The explanation given by Honduran officials was rejected by some grieving family members camped out near the morgue in Tegucigalpa waiting to identify the bodies of their loved ones.
Suyapa Tejeda, whose husband died in the prison, said she was not convinced that a cigarette or candle could have caused such a catastrophic blaze.
"This was premeditated and they are not going to convince me otherwise," Tejeda said. "They were murdered and they should find those responsible."
Family members have pointed to a number of suspicious circumstances around the fire.
In a video taken by a resident living close to the prison, gunshots could be heard rattling out while the fire blazed.
Police said they were firing warning shots in the air to stop inmates escaping. However, one prisoner told Reuters he saw police officers firing at prisoners.
The local fire chief also said police in charge of the prison did not let his crew enter the penitentiary for about 30 minutes to fight the blaze.

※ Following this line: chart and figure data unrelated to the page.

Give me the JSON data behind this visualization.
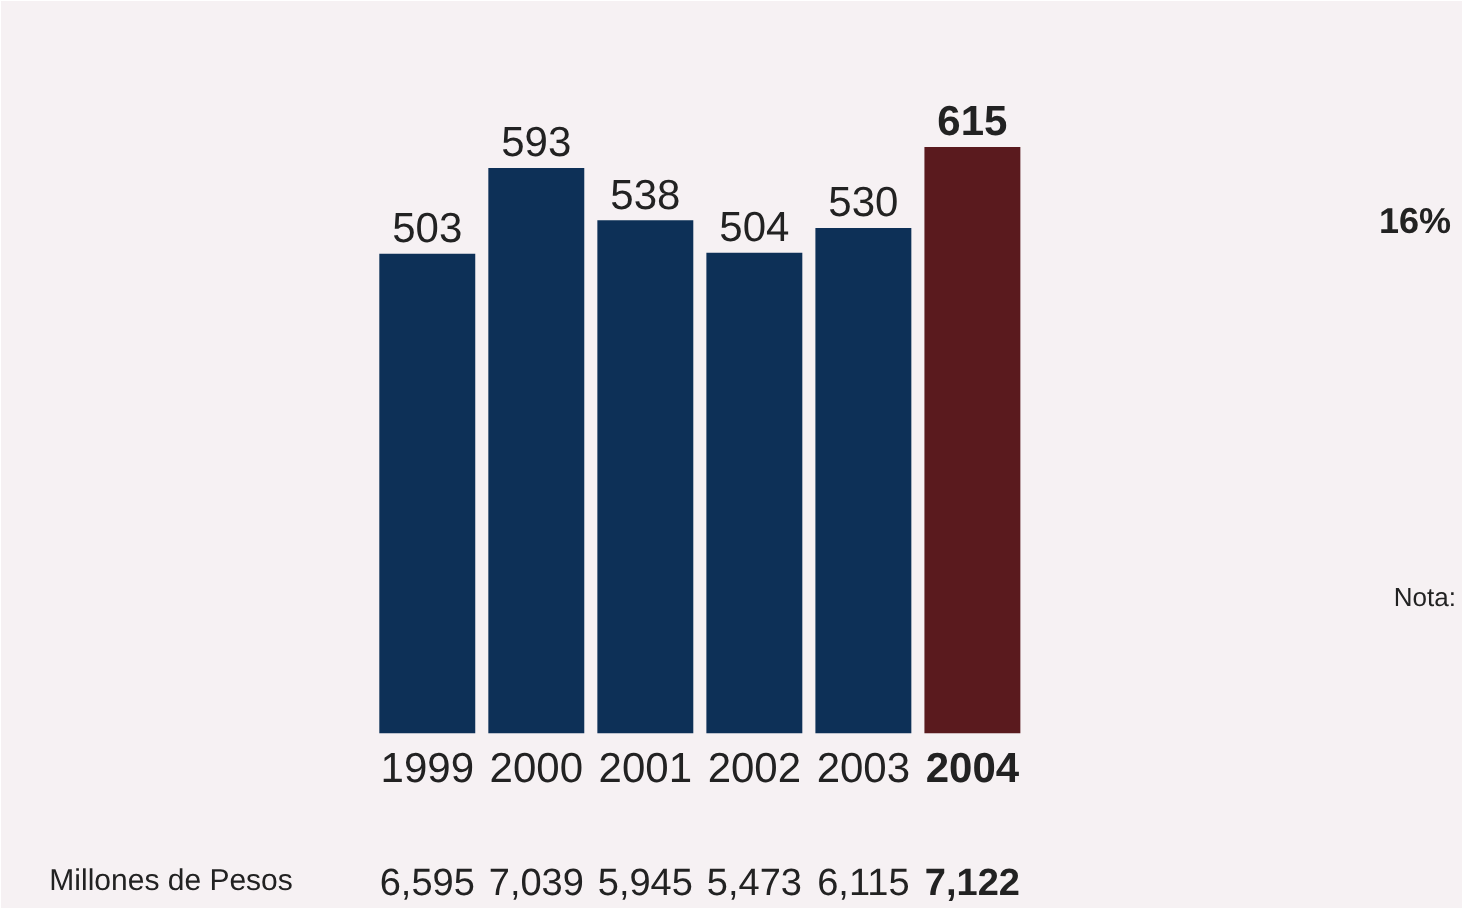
{
  "chart_data": {
    "type": "bar",
    "categories": [
      "1999",
      "2000",
      "2001",
      "2002",
      "2003",
      "2004"
    ],
    "values": [
      503,
      593,
      538,
      504,
      530,
      615
    ],
    "colors": [
      "#0d3057",
      "#0d3057",
      "#0d3057",
      "#0d3057",
      "#0d3057",
      "#5a1a1e"
    ],
    "data_labels": true,
    "annotations": [
      "Millones de Pesos",
      "6,595",
      "7,039",
      "5,945",
      "5,473",
      "6,115",
      "7,122",
      "16%",
      "Nota:"
    ]
  }
}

Honduras suffers from the highest murder rate per capita in the world and has more than 13,000 inmates in prisons designed for 8,000 people.
The Central American country has experienced deadly fires in its overcrowded prisons in the past.
In 2003, 68 people died inside a prison in northern Honduras when a fire broke out during a riot and investigators later found guards had killed inmates with machetes and guns on the inside. A year later, more than 100 inmates died in another prison fire in the city of San Pedro Sula.